I EXPECT a few readers did a double take after opening yesterday’s edition and seeing the headline: SNP MP’s tribute to working-class Labour ‘hero’. A hero? From the Labour party?

The story was about a new internship in the office of Glasgow North MP David Linden that’s named after John Wheatley, the famed Scottish socialist who oversaw the massive expansion of council housing by the first Labour government.

It’s a canny move by Linden, as the creation of a new internship wouldn’t usually merit any column inches (and he’s bound to get a large and diverse set of applicants now), and it’s also a refreshingly non-partisan one. “He might have been from a different political party than me,” said Linden, “but John Wheatley remains one of my biggest heroes.”

Credit where it’s due, you might think. A fitting tribute that rises above the pettiness of party politics.
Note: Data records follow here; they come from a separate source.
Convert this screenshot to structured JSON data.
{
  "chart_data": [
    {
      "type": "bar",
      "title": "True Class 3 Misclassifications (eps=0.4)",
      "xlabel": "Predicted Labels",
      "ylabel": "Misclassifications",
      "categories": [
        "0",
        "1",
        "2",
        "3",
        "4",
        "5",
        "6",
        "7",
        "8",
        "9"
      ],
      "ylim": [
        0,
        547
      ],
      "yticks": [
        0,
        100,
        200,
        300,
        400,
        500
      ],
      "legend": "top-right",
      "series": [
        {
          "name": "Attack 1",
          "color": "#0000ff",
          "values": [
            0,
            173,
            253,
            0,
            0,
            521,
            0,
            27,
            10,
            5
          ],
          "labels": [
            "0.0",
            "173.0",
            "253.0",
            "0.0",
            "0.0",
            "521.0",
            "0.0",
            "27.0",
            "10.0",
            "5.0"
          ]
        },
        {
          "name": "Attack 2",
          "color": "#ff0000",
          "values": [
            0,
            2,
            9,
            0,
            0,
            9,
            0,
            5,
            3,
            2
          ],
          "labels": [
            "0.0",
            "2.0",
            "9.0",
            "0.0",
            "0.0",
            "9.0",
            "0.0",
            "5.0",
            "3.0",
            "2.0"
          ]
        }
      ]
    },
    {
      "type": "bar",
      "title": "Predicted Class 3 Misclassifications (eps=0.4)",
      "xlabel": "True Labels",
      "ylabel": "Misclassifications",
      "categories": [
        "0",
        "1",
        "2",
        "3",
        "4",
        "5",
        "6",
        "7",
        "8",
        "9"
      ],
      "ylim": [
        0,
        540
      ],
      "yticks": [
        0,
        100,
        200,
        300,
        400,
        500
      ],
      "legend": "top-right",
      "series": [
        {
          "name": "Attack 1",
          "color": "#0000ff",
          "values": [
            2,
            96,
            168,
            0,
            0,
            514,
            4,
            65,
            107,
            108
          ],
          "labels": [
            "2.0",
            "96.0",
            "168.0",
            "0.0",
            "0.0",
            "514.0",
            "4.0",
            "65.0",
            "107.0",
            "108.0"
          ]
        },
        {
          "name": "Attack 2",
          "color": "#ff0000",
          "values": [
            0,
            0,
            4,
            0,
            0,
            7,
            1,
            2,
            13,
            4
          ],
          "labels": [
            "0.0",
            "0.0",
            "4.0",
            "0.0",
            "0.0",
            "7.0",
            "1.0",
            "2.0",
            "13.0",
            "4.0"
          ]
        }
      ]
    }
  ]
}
Naturally, professional party-pooper David Torrance was having none of it, and aimed a pin at Linden’s bright red balloon by tweeting: “The SNP’s co-option of Labour Party history is getting a little out of hand.”

Then along came Glasgow North East MP Paul Sweeney to knock rose-tinted glasses off the faces of anyone feeling nostalgic about the days of the Independent Labour Party and sneer that he might “consider allocating some of [his] annual Parliamentary staff budget to launch the ‘Winnie Ewing internship’.”

What better reminder of the huge gulf between Labour men past and present? Wheatley was once suspended from the Commons for calling a Tory milk-snatcher a murderer. Sweeney is probably best know for egging on the bottom-feeders of the internet by calling Mhairi Black a skiver.

It may be tempting, in the face of such shoddy behaviour, to simply dismiss every utterance of a modern-day Scottish Labour politician as irrelevant. But those in the Yes movement would do well to remember the strategy endorsed by Michelle Obama: “When they go low, we go high.” It doesn’t help the cause to counter lazy “SNP bad” narratives with equally lazy “Labour terrible” ones, especially not when (as they occasionally do) Labour politicians talk sense.

Of course, there’s no shortage of legitimate criticisms to be made of the Labour leadership at both Scottish and UK level – the most obvious being their quite astonishing ignorance about the absolute basics of devolution – but this means opponents can afford to be generous in their praise when the party’s MPs and MSPs manage to come up with half-decent plans, or run successful campaigns for change. A confident ruling party needn’t be threatened by the fact that a stopped clock is right twice a day. Backing good policies proposed by rivals is surely a sign of strength and maturity, not weakness.

The majority of voters are capable of grasping more than one idea at a time. It’s possible to commend Central Scotland MSP Monica Lennon for her work campaigning on period poverty, for example, while also reiterating that Holyrood can only mitigate problems caused by UK-wide austerity, rather than address their root causes.

It doesn’t make you a traitor to the indy cause if you agree with the arguments of Mid Scotland and Fife MSP Claire Baker about the need for better support for rape victims, or those of Rutherglen and Cambuslang MP Gerard Killen about fee-charging cash machines, or those of Highlands MSP David Stewart about sprinkler systems in new social housing blocks, or those of Coatbridge, Chryston and Bellshill MP Hugh Gaffney on … OK, so it’s not clear what Gaffney’s actually done since his election other than give an offensive Burns Supper speech, so it might be safe to just ignore him. But you get the idea.

Even Sweeney, a shipbuilder’s son, might have something valuable to say about the diversion of funding from the Clyde to maintain Trident. You never know.

Lifelong Labour supporters will not be persuaded to switch allegiances by the argument that their party’s pro-Union stance entirely negates any bright ideas, successful strategies or proud legacies. But explaining to them – politely, respectfully – why the society they wish to see will not be achieved under current constitutional arrangements might persuade them to lend their votes to pro-indy parties until such a time as these are changed.

Most Scots are neither die-hard nationalists nor die-hard Unionists, and in between elections they’re much more interested in hearing about policy proposals with the potential to affect their lives than who landed the most blows at First Minister’s Questions. Bickering, grandstanding and petty tweeting prompts many to simply switch off, and to disengage from discussions about the important but under-scrutinised policy-making work of Holyrood committees.

It doesn’t seem likely that 100 years from now someone will be establishing a Kezia Dugdale Summer Internship or an Ian Murray Award, but there will be certainly room for Labour voices in the parliament of an independent Scotland. And it’s worth remembering that nobody’s perfect. John Wheatley might have positioned himself as a children’s champion, but he was a dinosaur when it came to women’s access to information about contraception. Even heroes have their flaws.